A New Way for Walén Test of Alfvénic Fluctuations in Solar Wind Streams via EEMD

Abstract

Abstract Pure Alfvén waves at 1 au can be effectively identified by a Walén test of plasma and magnetic field observations. In this study, a new method, based on the Ensemble Empirical Mode Decomposition (EEMD) technique, is proposed for analyzing Alfvén fluctuations in two ways: (1) the Walén test relied on a time-dependent frame, which is extracted from the trend of differences between plasma and Alfvén velocity; and (2) a modified Walén test of the reconstructed Alfvénic and plasma velocity fluctuations by EEMD, after removing the high/low-frequency components irrelevant to Alfvénicity. Referencing the three validated methods mentioned in Chao et al., the same four cases in high-speed solar wind steams are tested by the EEMD method, considering Alfvénic parameters such as the Walén slope, the standard deviation ratio, the Alfvén ratio, the normalized cross helicity, the normalized residual energy, and the mean deviation relative to 1. The test results indicate that the first EEMD method can improve most Alfvénic parameters, since a time-varying velocity of the De Hoffmann–Teller frame is obtained from the process of self-adaptive data analysis, especially for complex cases with nonstationary and multiple background frames.

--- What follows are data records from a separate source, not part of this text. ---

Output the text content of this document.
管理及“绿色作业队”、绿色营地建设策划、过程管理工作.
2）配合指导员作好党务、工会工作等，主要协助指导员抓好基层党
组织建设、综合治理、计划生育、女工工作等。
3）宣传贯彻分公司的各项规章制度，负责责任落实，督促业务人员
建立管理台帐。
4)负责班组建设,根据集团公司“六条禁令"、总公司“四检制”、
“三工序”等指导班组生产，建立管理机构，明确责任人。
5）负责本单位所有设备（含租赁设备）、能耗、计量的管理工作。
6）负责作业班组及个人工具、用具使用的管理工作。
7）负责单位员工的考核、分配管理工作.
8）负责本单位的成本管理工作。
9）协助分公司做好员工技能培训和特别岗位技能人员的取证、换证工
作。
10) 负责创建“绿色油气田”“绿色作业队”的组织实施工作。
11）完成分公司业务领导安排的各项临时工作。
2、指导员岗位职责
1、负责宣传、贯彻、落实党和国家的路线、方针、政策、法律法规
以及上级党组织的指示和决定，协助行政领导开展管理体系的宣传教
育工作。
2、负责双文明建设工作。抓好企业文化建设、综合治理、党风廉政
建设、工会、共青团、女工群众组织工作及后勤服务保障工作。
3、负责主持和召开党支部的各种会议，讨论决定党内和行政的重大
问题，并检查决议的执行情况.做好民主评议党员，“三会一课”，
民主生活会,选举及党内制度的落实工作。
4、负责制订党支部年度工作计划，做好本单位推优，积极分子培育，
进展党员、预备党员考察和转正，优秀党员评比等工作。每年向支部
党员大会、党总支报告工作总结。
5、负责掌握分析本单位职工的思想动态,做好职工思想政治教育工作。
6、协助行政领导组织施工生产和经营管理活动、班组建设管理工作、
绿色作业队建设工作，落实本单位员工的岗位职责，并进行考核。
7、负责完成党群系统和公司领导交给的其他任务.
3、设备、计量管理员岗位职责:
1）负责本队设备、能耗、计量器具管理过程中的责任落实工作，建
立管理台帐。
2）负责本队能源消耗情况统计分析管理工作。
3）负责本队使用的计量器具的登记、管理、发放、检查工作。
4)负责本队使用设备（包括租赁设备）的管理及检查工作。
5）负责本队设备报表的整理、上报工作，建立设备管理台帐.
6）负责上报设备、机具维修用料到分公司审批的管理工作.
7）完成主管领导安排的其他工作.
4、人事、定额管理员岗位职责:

The second EEMD method provides a kind of flexible testing to reconstruct the optimal fluctuations satisfied for the Walén relation, which achieves similar or even better results than normal prior methods based on bandpass filtering. We suggest that the EEMD method can be an alternative way to identify large-amplitude Alfvén waves in solar wind streams with single-satellite data.